Story Beat: The first time I saw the AI generate an image
that captured that unique Vancouver light—you know, when the
rain's just stopped and everything glows—I realized we weren't
just training an AI. We were teaching it to see beauty the
way we do.
Then there’s Suzanne Gildert at Nirvanic AI. While everyone else is debating if AI can think, she’s exploring if AI can feel. Her quantum conscious robot dog project went viral, but that’s just the surface. She’s asking questions that could only come from a place where technology and humanity collide in interesting ways.
The real magic, though? It’s happening in the spaces between.
Remember that Vancouver AI Meetup I mentioned? It started with a few of us geeking out over ChatGPT in a coffee shop. Now it’s over 1,000 members strong. But here’s what makes it special:
Community Snapshot: Last month, someone walked in with an
idea that sounded impossible. Two weeks later, they had a
prototype.
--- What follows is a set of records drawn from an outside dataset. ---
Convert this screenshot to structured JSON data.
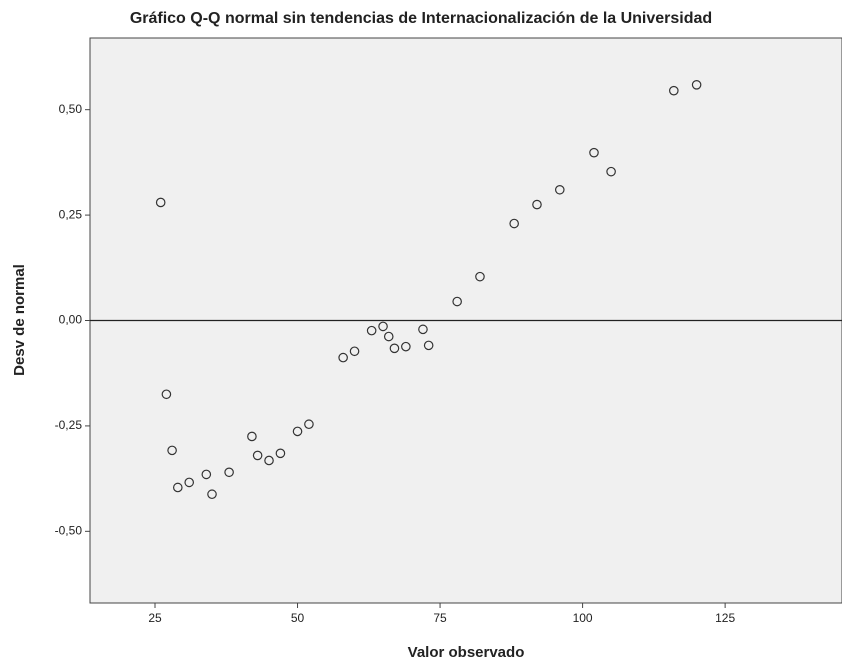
{
  "chart_data": {
    "type": "scatter",
    "title": "Gráfico Q-Q normal sin tendencias de Internacionalización de la Universidad",
    "xlabel": "Valor observado",
    "ylabel": "Desv de normal",
    "x": [
      26,
      27,
      28,
      29,
      31,
      34,
      35,
      38,
      42,
      43,
      45,
      47,
      50,
      52,
      58,
      60,
      63,
      65,
      66,
      67,
      69,
      72,
      73,
      78,
      82,
      88,
      92,
      96,
      102,
      105,
      116,
      120
    ],
    "values": [
      0.28,
      -0.175,
      -0.308,
      -0.396,
      -0.384,
      -0.365,
      -0.412,
      -0.36,
      -0.275,
      -0.32,
      -0.332,
      -0.315,
      -0.263,
      -0.246,
      -0.088,
      -0.073,
      -0.024,
      -0.014,
      -0.038,
      -0.066,
      -0.062,
      -0.021,
      -0.059,
      0.045,
      0.104,
      0.23,
      0.275,
      0.31,
      0.398,
      0.353,
      0.545,
      0.559
    ],
    "color": "#333333",
    "xlim": [
      13.6,
      145.5
    ],
    "ylim": [
      -0.67,
      0.67
    ],
    "xticks": [
      25,
      50,
      75,
      100,
      125
    ],
    "yticks": [
      {
        "value": 0.5,
        "label": "0,50"
      },
      {
        "value": 0.25,
        "label": "0,25"
      },
      {
        "value": 0,
        "label": "0,00"
      },
      {
        "value": -0.25,
        "label": "-0,25"
      },
      {
        "value": -0.5,
        "label": "-0,50"
      }
    ],
    "reference_y": 0
  }
}
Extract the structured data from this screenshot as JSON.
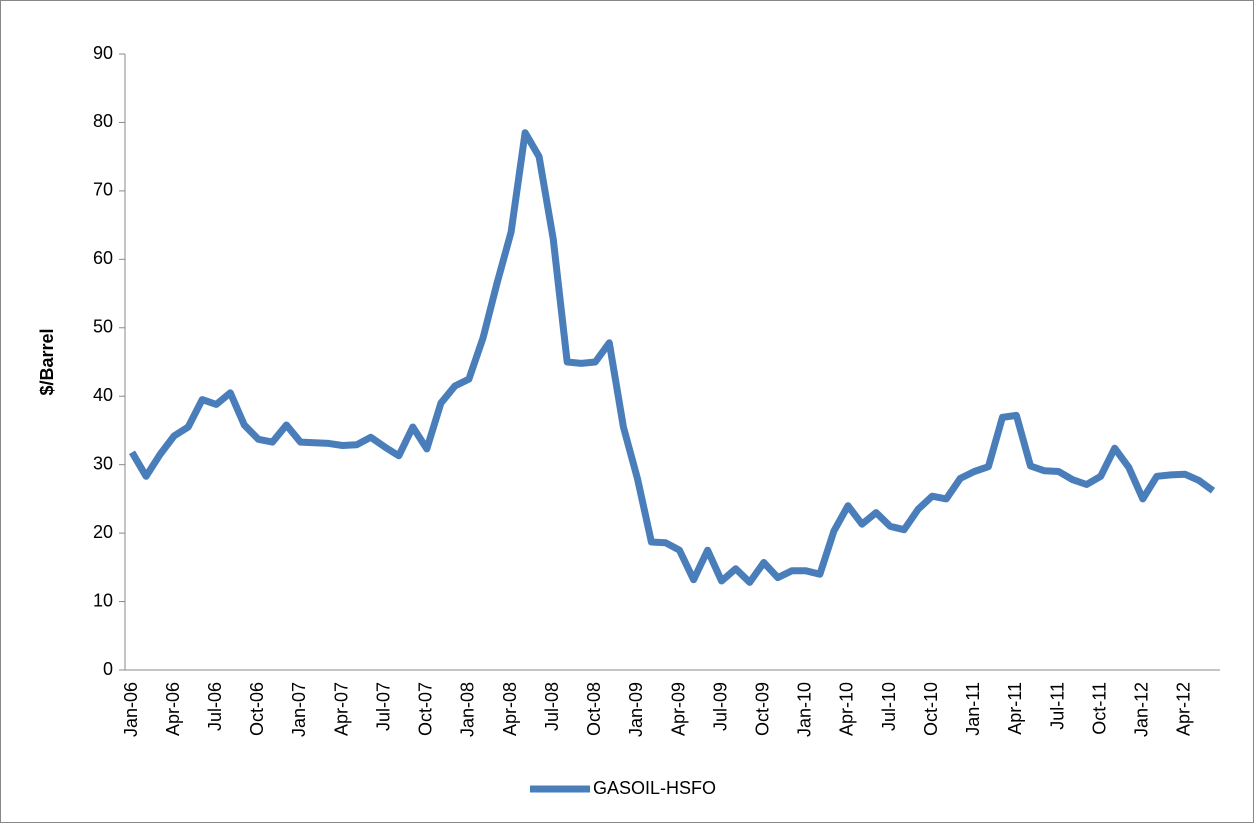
{
  "chart_data": {
    "type": "line",
    "y_label": "$/Barrel",
    "categories": [
      "Jan-06",
      null,
      null,
      "Apr-06",
      null,
      null,
      "Jul-06",
      null,
      null,
      "Oct-06",
      null,
      null,
      "Jan-07",
      null,
      null,
      "Apr-07",
      null,
      null,
      "Jul-07",
      null,
      null,
      "Oct-07",
      null,
      null,
      "Jan-08",
      null,
      null,
      "Apr-08",
      null,
      null,
      "Jul-08",
      null,
      null,
      "Oct-08",
      null,
      null,
      "Jan-09",
      null,
      null,
      "Apr-09",
      null,
      null,
      "Jul-09",
      null,
      null,
      "Oct-09",
      null,
      null,
      "Jan-10",
      null,
      null,
      "Apr-10",
      null,
      null,
      "Jul-10",
      null,
      null,
      "Oct-10",
      null,
      null,
      "Jan-11",
      null,
      null,
      "Apr-11",
      null,
      null,
      "Jul-11",
      null,
      null,
      "Oct-11",
      null,
      null,
      "Jan-12",
      null,
      null,
      "Apr-12",
      null,
      null
    ],
    "series": [
      {
        "name": "GASOIL-HSFO",
        "color": "#4a7ebb",
        "values": [
          31.8,
          28.3,
          31.5,
          34.2,
          35.5,
          39.5,
          38.8,
          40.5,
          35.8,
          33.7,
          33.3,
          35.8,
          33.3,
          33.2,
          33.1,
          32.8,
          32.9,
          34.0,
          32.6,
          31.3,
          35.5,
          32.3,
          39.0,
          41.5,
          42.5,
          48.5,
          56.5,
          64.0,
          78.5,
          75.0,
          63.0,
          45.0,
          44.8,
          45.0,
          47.8,
          35.5,
          28.0,
          18.7,
          18.6,
          17.5,
          13.2,
          17.5,
          13.0,
          14.8,
          12.8,
          15.7,
          13.5,
          14.5,
          14.5,
          14.0,
          20.3,
          24.0,
          21.3,
          23.0,
          21.0,
          20.5,
          23.5,
          25.4,
          25.0,
          28.0,
          29.0,
          29.7,
          36.9,
          37.2,
          29.8,
          29.1,
          29.0,
          27.8,
          27.1,
          28.3,
          32.4,
          29.6,
          25.0,
          28.3,
          28.5,
          28.6,
          27.7,
          26.2
        ]
      }
    ],
    "ylim": [
      0,
      90
    ],
    "yticks": [
      0,
      10,
      20,
      30,
      40,
      50,
      60,
      70,
      80,
      90
    ],
    "grid": false,
    "legend": "bottom"
  }
}
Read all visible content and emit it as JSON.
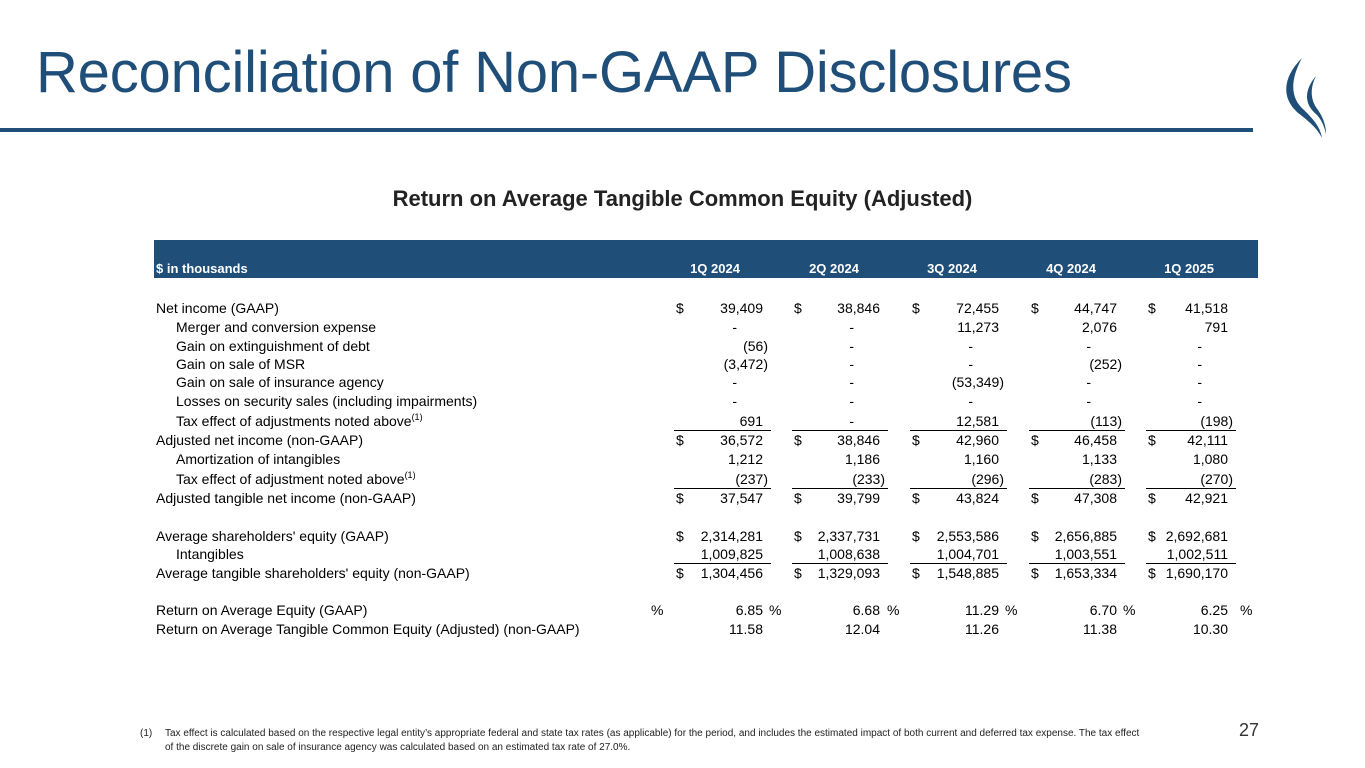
{
  "page": {
    "title": "Reconciliation of Non-GAAP Disclosures",
    "subtitle": "Return on Average Tangible Common Equity (Adjusted)",
    "page_number": "27"
  },
  "table": {
    "unit_label": "$ in thousands",
    "columns": [
      "1Q 2024",
      "2Q 2024",
      "3Q 2024",
      "4Q 2024",
      "1Q 2025"
    ],
    "rows": [
      {
        "label": "Net income (GAAP)",
        "sup": "",
        "dollar": "$",
        "values": [
          "39,409",
          "38,846",
          "72,455",
          "44,747",
          "41,518"
        ]
      },
      {
        "label": "Merger and conversion expense",
        "sup": "",
        "dollar": "",
        "values": [
          "-",
          "-",
          "11,273",
          "2,076",
          "791"
        ]
      },
      {
        "label": "Gain on extinguishment of debt",
        "sup": "",
        "dollar": "",
        "values": [
          "(56)",
          "-",
          "-",
          "-",
          "-"
        ]
      },
      {
        "label": "Gain on sale of MSR",
        "sup": "",
        "dollar": "",
        "values": [
          "(3,472)",
          "-",
          "-",
          "(252)",
          "-"
        ]
      },
      {
        "label": "Gain on sale of insurance agency",
        "sup": "",
        "dollar": "",
        "values": [
          "-",
          "-",
          "(53,349)",
          "-",
          "-"
        ]
      },
      {
        "label": "Losses on security sales (including impairments)",
        "sup": "",
        "dollar": "",
        "values": [
          "-",
          "-",
          "-",
          "-",
          "-"
        ]
      },
      {
        "label": "Tax effect of adjustments noted above",
        "sup": "(1)",
        "dollar": "",
        "values": [
          "691",
          "-",
          "12,581",
          "(113)",
          "(198)"
        ]
      },
      {
        "label": "Adjusted net income (non-GAAP)",
        "sup": "",
        "dollar": "$",
        "values": [
          "36,572",
          "38,846",
          "42,960",
          "46,458",
          "42,111"
        ]
      },
      {
        "label": "Amortization of intangibles",
        "sup": "",
        "dollar": "",
        "values": [
          "1,212",
          "1,186",
          "1,160",
          "1,133",
          "1,080"
        ]
      },
      {
        "label": "Tax effect of adjustment noted above",
        "sup": "(1)",
        "dollar": "",
        "values": [
          "(237)",
          "(233)",
          "(296)",
          "(283)",
          "(270)"
        ]
      },
      {
        "label": "Adjusted tangible net income (non-GAAP)",
        "sup": "",
        "dollar": "$",
        "values": [
          "37,547",
          "39,799",
          "43,824",
          "47,308",
          "42,921"
        ]
      },
      {
        "label": "Average shareholders' equity (GAAP)",
        "sup": "",
        "dollar": "$",
        "values": [
          "2,314,281",
          "2,337,731",
          "2,553,586",
          "2,656,885",
          "2,692,681"
        ]
      },
      {
        "label": "Intangibles",
        "sup": "",
        "dollar": "",
        "values": [
          "1,009,825",
          "1,008,638",
          "1,004,701",
          "1,003,551",
          "1,002,511"
        ]
      },
      {
        "label": "Average tangible shareholders' equity (non-GAAP)",
        "sup": "",
        "dollar": "$",
        "values": [
          "1,304,456",
          "1,329,093",
          "1,548,885",
          "1,653,334",
          "1,690,170"
        ]
      },
      {
        "label": "Return on Average Equity (GAAP)",
        "sup": "",
        "dollar": "",
        "values": [
          "6.85",
          "6.68",
          "11.29",
          "6.70",
          "6.25"
        ]
      },
      {
        "label": "Return on Average Tangible Common Equity (Adjusted) (non-GAAP)",
        "sup": "",
        "dollar": "",
        "values": [
          "11.58",
          "12.04",
          "11.26",
          "11.38",
          "10.30"
        ]
      }
    ],
    "percent_sign": "%"
  },
  "footnote": {
    "marker": "(1)",
    "text": "Tax effect is calculated based on the respective legal entity’s appropriate federal and state tax rates (as applicable) for the period, and includes the estimated impact of both current and deferred tax expense. The tax effect of the discrete gain on sale of insurance agency was calculated based on an estimated tax rate of 27.0%."
  },
  "colors": {
    "brand": "#1f4e79"
  }
}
Two months later, they're starting a company.
That's not rare here—it's Tuesday.
And this is happening everywhere in BC:
- Small studios pushing boundaries
- Independent creators experimenting
- Ideas flowing between art and technology
- Communities forming and reforming
Why does it work here? Because we’ve built something unique:
- A culture where creative risk-taking is celebrated
- Where egos take a backseat to innovation
- Where competition gives way to collaboration
- Where global ambition meets local values
Closing Scene: Walk into any coffee shop in Mount Pleasant,
Railtown, or Gastown. Look around. That person with three
screens open, training an AI model? They might be redefining
how we create art. That group huddled over laptops? They're
probably building the next big thing in creative technology.
And the best part? If you walk over and ask what they're
working on, they'll probably invite you to join them.